# Po171



## mastablasta (Feb 26, 2013)

Hey guys,

Over the weekend I had to make a trip from the panhandle of Florida to Little Rock, Arkansas and back, roughly 1300 miles round trip. After dropping the GF off at her house I was walking back to the car and fired it up using remote start (factory system). Less than 30 seconds later the engine shut off and would not restart with the remote. I cranked it with the key and the CEL was on. Went ahead and drove it home the remaining 15 miles and other than the light being on there is no sign of a problem. Ran the codes and it is showing a P0171. I checked the easy fixes from other threads about the oil dipstick, loose oil cap, and the fuel filler cap. None of those seem to have fixed the problem. I cleared the code and it went about 10 miles before the light came back on. I've heard some talk of a PCV problem or possibly a Valve cover problem. Any thoughts or insight to this would be greatly appreciated! I still currently drive the car daily and there are still no signs other than the CEL being on that point to any problems.
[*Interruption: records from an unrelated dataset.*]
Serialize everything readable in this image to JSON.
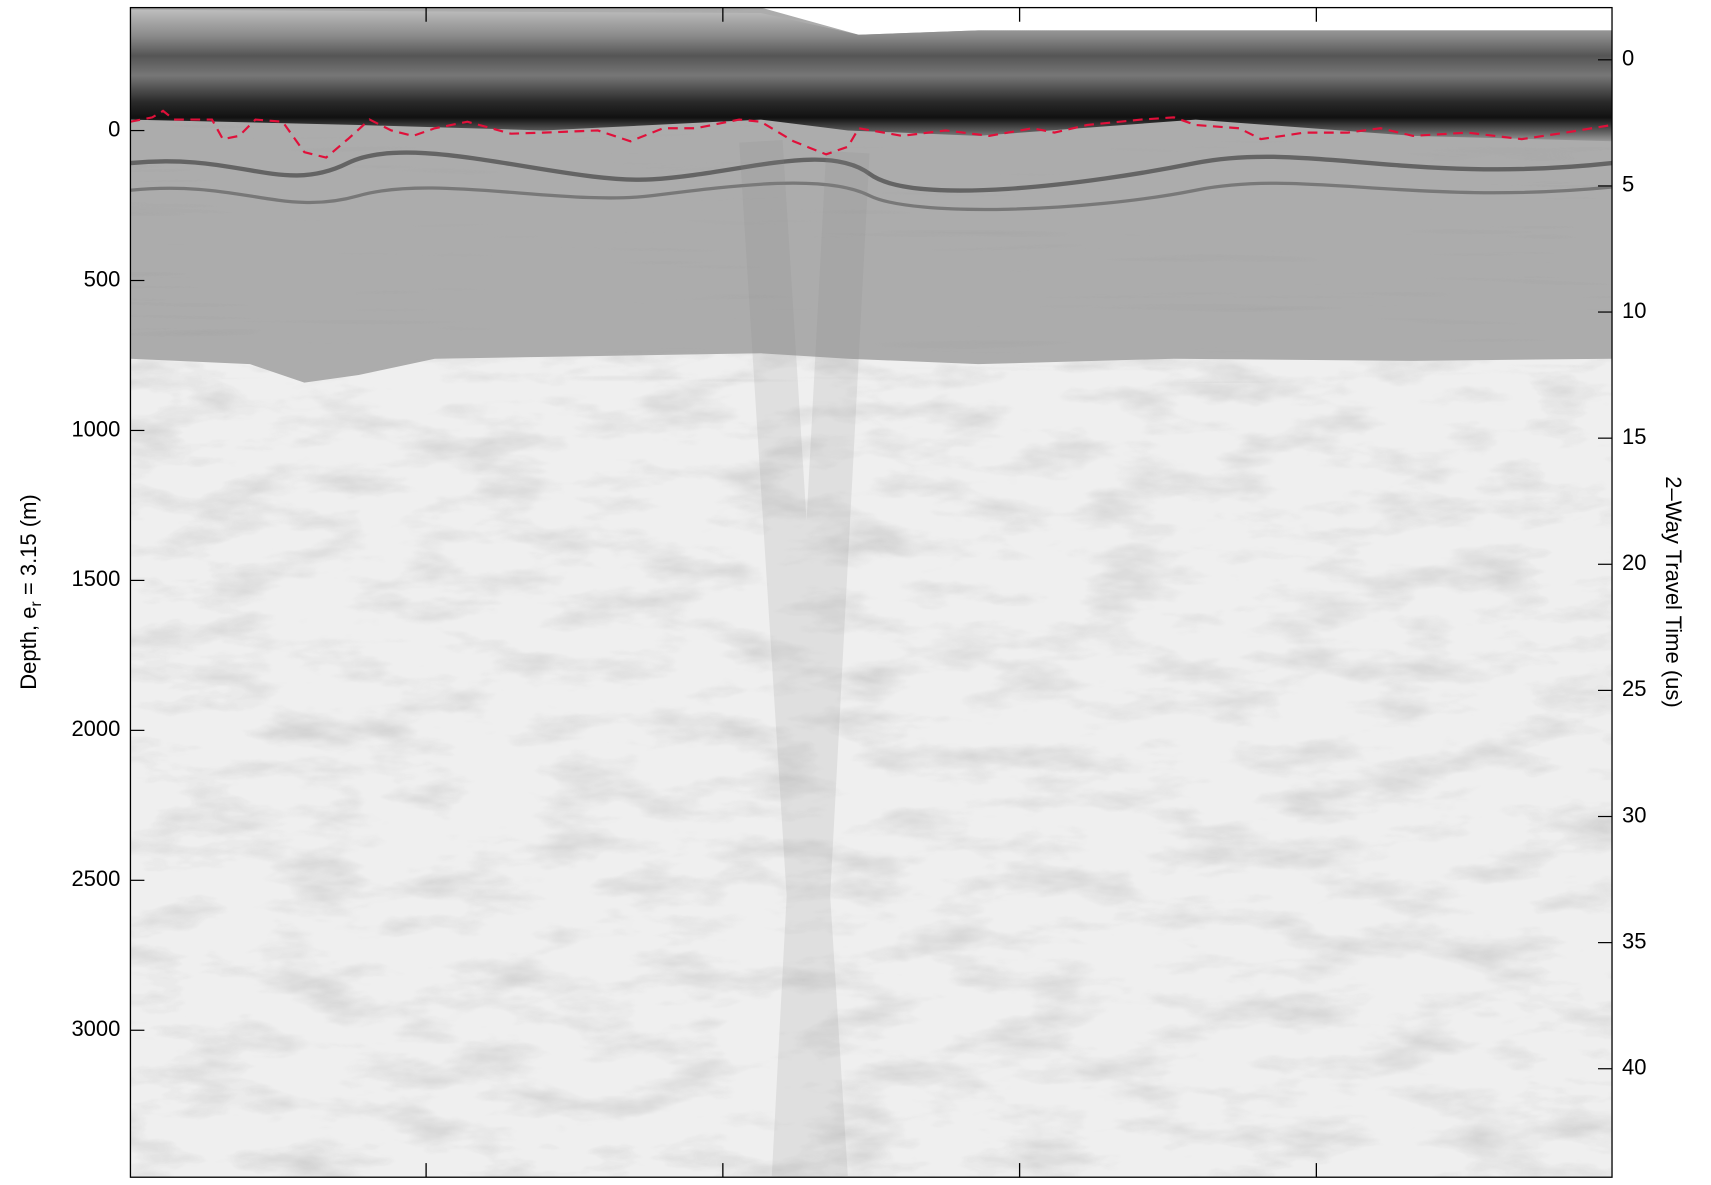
{
  "chart_data": {
    "type": "radargram",
    "ylabel": {
      "main": "Depth, e",
      "sub": "r",
      "tail": " = 3.15 (m)"
    },
    "y2label": "2–Way Travel Time (us)",
    "ylim": [
      -410,
      3490
    ],
    "yticks": [
      0,
      500,
      1000,
      1500,
      2000,
      2500,
      3000
    ],
    "y2lim": [
      -2.07,
      44.3
    ],
    "y2ticks": [
      0,
      5,
      10,
      15,
      20,
      25,
      30,
      35,
      40
    ]
  }
}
By the way it is a 2011 Cruze LTZ Auto. Approx. 60k miles

Thanks in advance!


----------



## Vetterin (Mar 27, 2011)

Try spraying some electrical contact cleaner on your MAF.


----------



## Toyotech (Aug 17, 2012)

aftermarket intake?

but as vetterin say's it could just be as simple as a dirty maf. If you ran the codes are you able to see other data such as freeze frame? if possible look at the gram rate of the maf


----------



## blk88verde (Apr 30, 2011)

I have seen this code too - lean bank 1. It came on after a restart following a 3 1/2 hour trip - all highway. I cleared the code with my code reader and it did not return. I have a K&N drop in filter - could be a contaminated MAF.


----------



## mastablasta (Feb 26, 2013)

Toyotech said:


> aftermarket intake?
> 
> but as vetterin say's it could just be as simple as a dirty maf. If you ran the codes are you able to see other data such as freeze frame? if possible look at the gram rate of the maf



No after market parts at all on mine. I will post all of the data from the freeze frame in just a few minutes. I will also clean the MAF and see if that resolves it.

Thanks guys


----------



## Chevy Customer Care (Oct 29, 2011)

mastablasta said:


> Hey guys,
> 
> Over the weekend I had to make a trip from the panhandle of Florida to Little Rock, Arkansas and back, roughly 1300 miles round trip. After dropping the GF off at her house I was walking back to the car and fired it up using remote start (factory system). Less than 30 seconds later the engine shut off and would not restart with the remote. I cranked it with the key and the CEL was on. Went ahead and drove it home the remaining 15 miles and other than the light being on there is no sign of a problem. Ran the codes and it is showing a P0171. I checked the easy fixes from other threads about the oil dipstick, loose oil cap, and the fuel filler cap. None of those seem to have fixed the problem. I cleared the code and it went about 10 miles before the light came back on. I've heard some talk of a PCV problem or possibly a Valve cover problem. Any thoughts or insight to this would be greatly appreciated! I still currently drive the car daily and there are still no signs other than the CEL being on that point to any problems.
> 
> ...





mastablasta,
If you are not able to get this problem figured out I would recommend that you have your dealer look into this for you. They may be in the best position to get this issue resolved for you. Please keep me posted and if you have any questions please feel free to contact me anytime.
Thank you,
Stacy Chevrolet Customer Service


----------



## mastablasta (Feb 26, 2013)

Freeze Frame shows MAF rate of 0.231 lb/min at 703 rpm. Does that sound typical?


----------



## mastablasta (Feb 26, 2013)

PM'd you Stacy


----------



## mastablasta (Feb 26, 2013)

Just got home from work, noticed while I was driving that the engine fan was running at high speed constantly and it did so the entire 40 mile commute. When I got home I let it idle for a few minutes and the fan never slowed down. Could this possibly be related?


----------



## mastablasta (Feb 26, 2013)

Cleaned the MAF this morning, all seems to be right in the world. Before I cleared the code the IAT freeze frame was showing -40°F, I certainly hope it wasnt that cold outside in Florida. Pretty clever of GM to include the IAT sensor with the MAF sensor so if either one goes bad you have to replace both.


----------